Al Gay Village, arriva L’Aria, uno spettacolo di forte denuncia rappresentato da una compagnia di attori under 30

Al Gay Village di Roma, arriva L’Aria, uno spettacolo di forte denuncia rappresentato da una compagnia di attori under 30 – Con i patrocini di Amnesty International“per la sua efficacia nel descrivere la vita e il passato delle persone che vivono recluse, e ricordare al pubblico, ancora una volta, alcune storie spezzate e finite troppo presto” e dell’Associazione Stefano Cucchi Onlus: “per aver dato voce in modo coinvolgente a storie e a situazioni che si trovano a vivere i detenuti nelle carceri italiane, sensibilizzando allo stesso tempo sul tema delle morti di stato e sulla necessità di fare luce e giustizia“, arriva il 22 giugno al Gay VillageL’Aria, uno spettacolo di forte denuncia sociale rappresentato da una compagnia di attori under 30.

Diretti da Giulia Paoletti, gli interpreti Alessandro Calamunci Manitta, Andrea Colangelo,  Pierfrancesco Nacca e Gabriele Sorrentino raccontano la storia di quattro detenuti: Nicola, Mario, Rosario e Carmine rinchiusi in un istituto di detenzione del nostro Paese.
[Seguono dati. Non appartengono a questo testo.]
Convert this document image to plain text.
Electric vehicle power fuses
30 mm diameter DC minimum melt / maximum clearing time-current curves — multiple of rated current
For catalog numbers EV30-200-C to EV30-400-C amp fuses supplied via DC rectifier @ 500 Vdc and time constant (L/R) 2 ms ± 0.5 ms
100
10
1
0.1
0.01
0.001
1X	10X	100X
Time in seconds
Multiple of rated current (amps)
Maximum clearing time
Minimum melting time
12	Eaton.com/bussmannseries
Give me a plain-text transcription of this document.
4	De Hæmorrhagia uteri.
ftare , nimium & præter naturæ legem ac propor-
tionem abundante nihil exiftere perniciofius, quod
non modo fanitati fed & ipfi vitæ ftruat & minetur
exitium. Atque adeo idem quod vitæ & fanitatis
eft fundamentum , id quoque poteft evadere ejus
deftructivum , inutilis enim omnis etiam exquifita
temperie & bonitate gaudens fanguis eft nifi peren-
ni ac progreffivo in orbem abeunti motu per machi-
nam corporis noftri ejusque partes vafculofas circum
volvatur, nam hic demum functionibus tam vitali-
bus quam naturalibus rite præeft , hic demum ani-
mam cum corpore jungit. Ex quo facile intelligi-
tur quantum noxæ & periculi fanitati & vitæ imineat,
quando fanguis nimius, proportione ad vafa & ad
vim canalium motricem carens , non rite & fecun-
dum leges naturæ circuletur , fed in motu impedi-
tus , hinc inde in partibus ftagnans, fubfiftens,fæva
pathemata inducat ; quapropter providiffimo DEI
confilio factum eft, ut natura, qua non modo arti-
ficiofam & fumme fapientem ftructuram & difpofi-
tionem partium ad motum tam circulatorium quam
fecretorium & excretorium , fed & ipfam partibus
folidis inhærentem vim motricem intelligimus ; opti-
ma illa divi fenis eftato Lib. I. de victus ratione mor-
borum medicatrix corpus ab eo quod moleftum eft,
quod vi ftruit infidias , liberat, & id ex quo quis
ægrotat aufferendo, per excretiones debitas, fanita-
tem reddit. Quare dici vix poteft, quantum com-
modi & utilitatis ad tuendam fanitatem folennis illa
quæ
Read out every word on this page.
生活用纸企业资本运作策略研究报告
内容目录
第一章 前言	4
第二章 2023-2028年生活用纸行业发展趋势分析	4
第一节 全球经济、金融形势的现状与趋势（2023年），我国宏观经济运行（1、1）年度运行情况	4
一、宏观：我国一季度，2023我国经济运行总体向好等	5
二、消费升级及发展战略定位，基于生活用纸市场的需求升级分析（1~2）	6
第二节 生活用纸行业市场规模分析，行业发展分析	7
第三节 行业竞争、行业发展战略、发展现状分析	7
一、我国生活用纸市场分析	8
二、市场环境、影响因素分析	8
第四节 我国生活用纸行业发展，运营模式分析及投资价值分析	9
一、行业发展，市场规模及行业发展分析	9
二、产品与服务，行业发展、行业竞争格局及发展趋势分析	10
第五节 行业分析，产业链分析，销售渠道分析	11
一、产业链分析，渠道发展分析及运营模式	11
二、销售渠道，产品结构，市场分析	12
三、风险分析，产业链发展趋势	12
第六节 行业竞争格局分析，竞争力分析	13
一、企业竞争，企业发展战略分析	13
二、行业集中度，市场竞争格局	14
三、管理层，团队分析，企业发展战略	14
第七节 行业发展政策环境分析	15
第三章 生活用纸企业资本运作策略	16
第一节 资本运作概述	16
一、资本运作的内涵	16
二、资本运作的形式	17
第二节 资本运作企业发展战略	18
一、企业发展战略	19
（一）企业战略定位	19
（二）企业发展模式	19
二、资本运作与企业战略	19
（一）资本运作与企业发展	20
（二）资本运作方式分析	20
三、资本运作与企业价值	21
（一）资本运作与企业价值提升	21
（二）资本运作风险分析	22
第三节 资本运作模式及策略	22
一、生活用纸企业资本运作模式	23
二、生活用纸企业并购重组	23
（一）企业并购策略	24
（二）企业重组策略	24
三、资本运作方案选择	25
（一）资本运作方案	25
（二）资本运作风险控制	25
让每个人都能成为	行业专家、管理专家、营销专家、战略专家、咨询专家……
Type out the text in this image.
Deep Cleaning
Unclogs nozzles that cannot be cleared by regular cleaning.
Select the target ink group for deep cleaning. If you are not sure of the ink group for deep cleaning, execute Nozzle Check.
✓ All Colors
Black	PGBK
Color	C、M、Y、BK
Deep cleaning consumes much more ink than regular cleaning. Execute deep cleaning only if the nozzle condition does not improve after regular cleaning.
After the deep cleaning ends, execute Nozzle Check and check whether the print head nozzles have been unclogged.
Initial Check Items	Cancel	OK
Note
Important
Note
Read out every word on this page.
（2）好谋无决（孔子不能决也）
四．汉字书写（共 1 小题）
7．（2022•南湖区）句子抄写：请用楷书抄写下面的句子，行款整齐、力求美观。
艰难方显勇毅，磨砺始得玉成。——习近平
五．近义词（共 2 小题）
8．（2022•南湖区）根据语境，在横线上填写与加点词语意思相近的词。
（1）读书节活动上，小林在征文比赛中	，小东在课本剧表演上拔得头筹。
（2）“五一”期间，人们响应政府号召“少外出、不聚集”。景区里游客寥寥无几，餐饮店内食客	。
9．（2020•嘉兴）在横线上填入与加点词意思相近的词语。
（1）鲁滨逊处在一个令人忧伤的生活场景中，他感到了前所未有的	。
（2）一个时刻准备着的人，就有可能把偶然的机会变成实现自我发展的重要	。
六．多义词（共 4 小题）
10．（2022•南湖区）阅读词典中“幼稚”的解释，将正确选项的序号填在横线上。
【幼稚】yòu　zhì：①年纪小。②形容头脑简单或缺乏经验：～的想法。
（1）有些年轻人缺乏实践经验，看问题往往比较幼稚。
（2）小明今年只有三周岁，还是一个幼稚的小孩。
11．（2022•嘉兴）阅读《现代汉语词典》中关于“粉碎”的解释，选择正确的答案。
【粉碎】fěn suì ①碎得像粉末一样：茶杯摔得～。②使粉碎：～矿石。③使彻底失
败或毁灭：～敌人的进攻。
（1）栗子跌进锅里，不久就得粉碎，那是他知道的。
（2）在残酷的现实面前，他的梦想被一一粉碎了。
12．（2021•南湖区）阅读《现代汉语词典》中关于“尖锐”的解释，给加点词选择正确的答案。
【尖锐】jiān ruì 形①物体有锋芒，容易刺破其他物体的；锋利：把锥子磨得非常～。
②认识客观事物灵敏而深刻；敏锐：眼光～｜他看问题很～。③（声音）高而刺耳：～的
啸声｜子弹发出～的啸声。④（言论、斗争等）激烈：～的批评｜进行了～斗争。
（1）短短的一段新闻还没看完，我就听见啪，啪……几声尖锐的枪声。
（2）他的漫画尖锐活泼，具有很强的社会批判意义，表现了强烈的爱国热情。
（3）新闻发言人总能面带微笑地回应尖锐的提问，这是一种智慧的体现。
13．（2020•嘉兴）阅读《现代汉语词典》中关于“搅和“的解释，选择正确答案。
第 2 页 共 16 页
Un racconto che dura un’ora, un’ora sola per sentirsi liberi, per respirare aria pulita, un’ora sola per guardare il cielo. Raccontano pezzi della loro vita, quella vera, prima di essere reclusi, fino ad arrivare poi al momento della carcerazione. Cosa si nasconde dietro ai loro reati? Dietro a quei volti scavati, dietro al loro taglio di capelli, dietro a quelle tute acetate? Forse, semplicemente, solo uomini. Perché potresti essere tu, o io, ma che differenza fa? Ed è questo che si vuole raccontare: storie di uomini, di abusi, di disagio e di sofferenza; il tutto narrato sotto forma di intervista, con l’idea di ricreare una realtà a noi sconosciuta: usi, costumi, gerghi, consuetudini e gesti, pezzi ricuciti insieme, in un abito che possono indossare tutti.

NOTE DI REGIA

di Giulia Paoletti

Il motivo iniziale che mi ha spinto a voler lavorare registicamente su questo testo è la forma che è stata scelta dall’autore per raccontare il vissuto dei quattro personaggi. L’intervallarsi dei dialoghi dei detenuti ai brevi monologhi (che sono la risposta ad un’intervistatrice che non viene, però, mai messa in scena) dà un ritmo molto preciso alla storia. Quello che ho ricreato con gli attori in scena è proprio questo tempo scandito e monotono che traspare attraverso i gesti, le parole, la ripetitività quasi ossessiva dei singoli passi e delle traiettorie. Sono partita da un training fisico, spesso accompagnato con della musica, per ricreare un luogo circoscritto che può essere quello di un cortile di un carcere o i pochissimi metri quadri di una cella e ho dato delle regole specifiche da seguire per far sentire gli attori costretti a rispettare una disciplina precisa. In un clima così ferreo diventare vulnerabili è più facile e i personaggi si reggono infatti su un equilibrio molto precario. Inoltre c’è stata un’approfondita ricerca iniziale rispetto ai quattro personaggi tramite esercizi sensoriali e di improvvisazione che ha permesso ad ogni attore di avvicinare il proprio personaggio a sé stesso e di farlo vivere trovando il giusto equilibrio tra l’esperienza personale e quella del personaggio. Nel testo, in più, traspare una quasi totale assenza di giustizia e di rispetto delle regole da parte di chi, invece, dovrebbe dare l’esempio. Chi ha il potere spesso è il primo che trasgredisce le leggi e che abusa della propria forza. Davanti a questo ci si può sentire o totalmente impotenti e lasciarsi andare o assurgere ad un esempio universale di vittima dell’umanità.